Sponsored by MP Dan Wanyama, the Bill gives effect to Article 11(2)(a) of the Constitution, which requires the State to promote literature, libraries, publications, science, communication and other forms of cultural expression.

If enacted, the law will clearly define the responsibilities of both levels of government. The national government will develop policies, standards, research programmes, a national virtual library and an integrated web catalogue, while county governments will establish and manage county libraries, reading centres, literacy campaigns, outreach programmes and access to community learning resources.

Education experts believe the legislation could significantly improve access to books, particularly in underserved rural communities where libraries remain scarce.

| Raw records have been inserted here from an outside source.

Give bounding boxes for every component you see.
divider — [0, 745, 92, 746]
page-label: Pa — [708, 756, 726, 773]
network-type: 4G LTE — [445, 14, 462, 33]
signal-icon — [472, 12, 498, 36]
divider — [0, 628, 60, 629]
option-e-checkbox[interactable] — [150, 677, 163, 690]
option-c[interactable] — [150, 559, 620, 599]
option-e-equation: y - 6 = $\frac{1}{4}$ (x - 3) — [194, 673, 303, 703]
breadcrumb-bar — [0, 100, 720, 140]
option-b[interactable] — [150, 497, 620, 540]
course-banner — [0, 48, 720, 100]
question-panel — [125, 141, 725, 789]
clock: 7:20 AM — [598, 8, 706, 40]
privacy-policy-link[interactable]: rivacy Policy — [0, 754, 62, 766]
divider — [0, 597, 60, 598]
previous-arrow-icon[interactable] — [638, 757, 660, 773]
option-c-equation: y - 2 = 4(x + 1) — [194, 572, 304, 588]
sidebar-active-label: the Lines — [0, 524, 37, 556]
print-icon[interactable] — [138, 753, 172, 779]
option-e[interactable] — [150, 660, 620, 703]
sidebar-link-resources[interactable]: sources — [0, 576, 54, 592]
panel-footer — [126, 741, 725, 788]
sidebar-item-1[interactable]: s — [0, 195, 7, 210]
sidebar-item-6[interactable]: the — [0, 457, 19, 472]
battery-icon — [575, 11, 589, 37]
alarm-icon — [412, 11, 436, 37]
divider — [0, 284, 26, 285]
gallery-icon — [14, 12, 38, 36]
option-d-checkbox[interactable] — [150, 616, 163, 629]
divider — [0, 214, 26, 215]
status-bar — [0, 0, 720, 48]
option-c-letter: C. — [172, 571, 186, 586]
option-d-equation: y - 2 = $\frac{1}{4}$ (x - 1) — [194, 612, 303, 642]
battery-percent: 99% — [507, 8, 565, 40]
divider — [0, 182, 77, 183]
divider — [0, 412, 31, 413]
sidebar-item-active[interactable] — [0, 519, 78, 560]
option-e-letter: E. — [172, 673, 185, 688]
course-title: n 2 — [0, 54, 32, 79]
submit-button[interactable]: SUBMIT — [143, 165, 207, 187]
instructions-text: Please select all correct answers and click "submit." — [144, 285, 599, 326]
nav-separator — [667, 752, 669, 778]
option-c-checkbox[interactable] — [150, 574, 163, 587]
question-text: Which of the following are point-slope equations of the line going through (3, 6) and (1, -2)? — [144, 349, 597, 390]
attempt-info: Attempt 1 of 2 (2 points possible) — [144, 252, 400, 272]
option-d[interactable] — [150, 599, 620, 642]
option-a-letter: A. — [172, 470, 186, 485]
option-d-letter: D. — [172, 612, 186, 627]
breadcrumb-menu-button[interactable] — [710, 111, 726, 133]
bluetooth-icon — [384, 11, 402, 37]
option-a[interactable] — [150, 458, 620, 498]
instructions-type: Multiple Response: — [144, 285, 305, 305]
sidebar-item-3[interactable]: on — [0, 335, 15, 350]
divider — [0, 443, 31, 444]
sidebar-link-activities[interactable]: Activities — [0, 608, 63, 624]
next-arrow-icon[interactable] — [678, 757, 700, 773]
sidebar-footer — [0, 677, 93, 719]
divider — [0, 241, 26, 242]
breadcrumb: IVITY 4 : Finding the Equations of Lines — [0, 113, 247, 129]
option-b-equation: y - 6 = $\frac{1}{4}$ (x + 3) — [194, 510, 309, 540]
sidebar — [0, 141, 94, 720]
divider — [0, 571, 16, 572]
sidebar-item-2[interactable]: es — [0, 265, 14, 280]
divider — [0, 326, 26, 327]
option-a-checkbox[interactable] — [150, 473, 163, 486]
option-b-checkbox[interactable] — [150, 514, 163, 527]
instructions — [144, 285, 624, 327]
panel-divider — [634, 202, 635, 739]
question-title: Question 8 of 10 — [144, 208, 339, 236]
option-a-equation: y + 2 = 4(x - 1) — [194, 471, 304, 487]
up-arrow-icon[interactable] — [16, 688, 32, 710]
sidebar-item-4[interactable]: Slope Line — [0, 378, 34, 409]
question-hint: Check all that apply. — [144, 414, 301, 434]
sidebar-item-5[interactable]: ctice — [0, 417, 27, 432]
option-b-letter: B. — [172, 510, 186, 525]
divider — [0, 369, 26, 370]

The proposed national virtual library could also help bridge geographical barriers by providing learners and teachers with digital access to educational materials regardless of location.

For literacy advocates, such reforms complement initiatives like the National Read Aloud campaign by ensuring children continue reading long after national events have ended.

The urgency is reflected in recent learning assessments. The 2025 Foundational Literacy and Numeracy Assessment (FLANA) found that more than half of Grade Six learners cannot read and comprehend a Grade Three-level text. Education experts warn that advancing learners into upper primary subjects without foundational reading skills risks creating long-term learning gaps.

Teachers say these challenges are already evident in classrooms.

Milka Maina, Headteacher at Joseph Apudo Comprehensive School in Nairobi, identifies limited parental involvement as one of the biggest obstacles.

"The reading challenges commonly faced by learners in our school are linked to lack of parental involvement. Children rely heavily on teachers because many parents are unable to support reading at home."

She says weak literacy affects nearly every subject.

"When learners struggle with spelling, pronunciation and comprehension, it affects both English and Kiswahili and ultimately their overall academic performance."

Beyond academics, the consequences affect children's confidence.

"Some learners have low self-esteem and lack confidence."

At Wangu Primary School in Nairobi's Dandora, Deputy Headteacher Imelda Milulu says inadequate learning materials make personalised learning difficult.

"After reading books, children become excited, more creative and eager to learn," she says.

She adds that regular reading strengthens communication skills.

"Reading helps learners speak better English and improves their writing."

For children growing up in households where parents cannot read, where books are scarce and where language barriers persist, education begins with significant disadvantages long before they enter a classroom.

It is here that culturally relevant books acquire deeper significance. By publishing the story in English and Kiswahili and potentially Maa in the future educators hope to bridge not only language barriers but also children's sense of identity and belonging within education.

Across Kenya, millions of children are now reading stories of lions, elephants and human coexistence together, transforming literacy from an examination requirement into a shared national experience.

For Mike Saito, whose remarkable encounter with a lioness once captured the nation's imagination, the story has come full circle.

What began as a survival story in the wild has become a vehicle for learning, helping children discover that books can expand their imagination, strengthen their confidence and perhaps change the course of their own lives.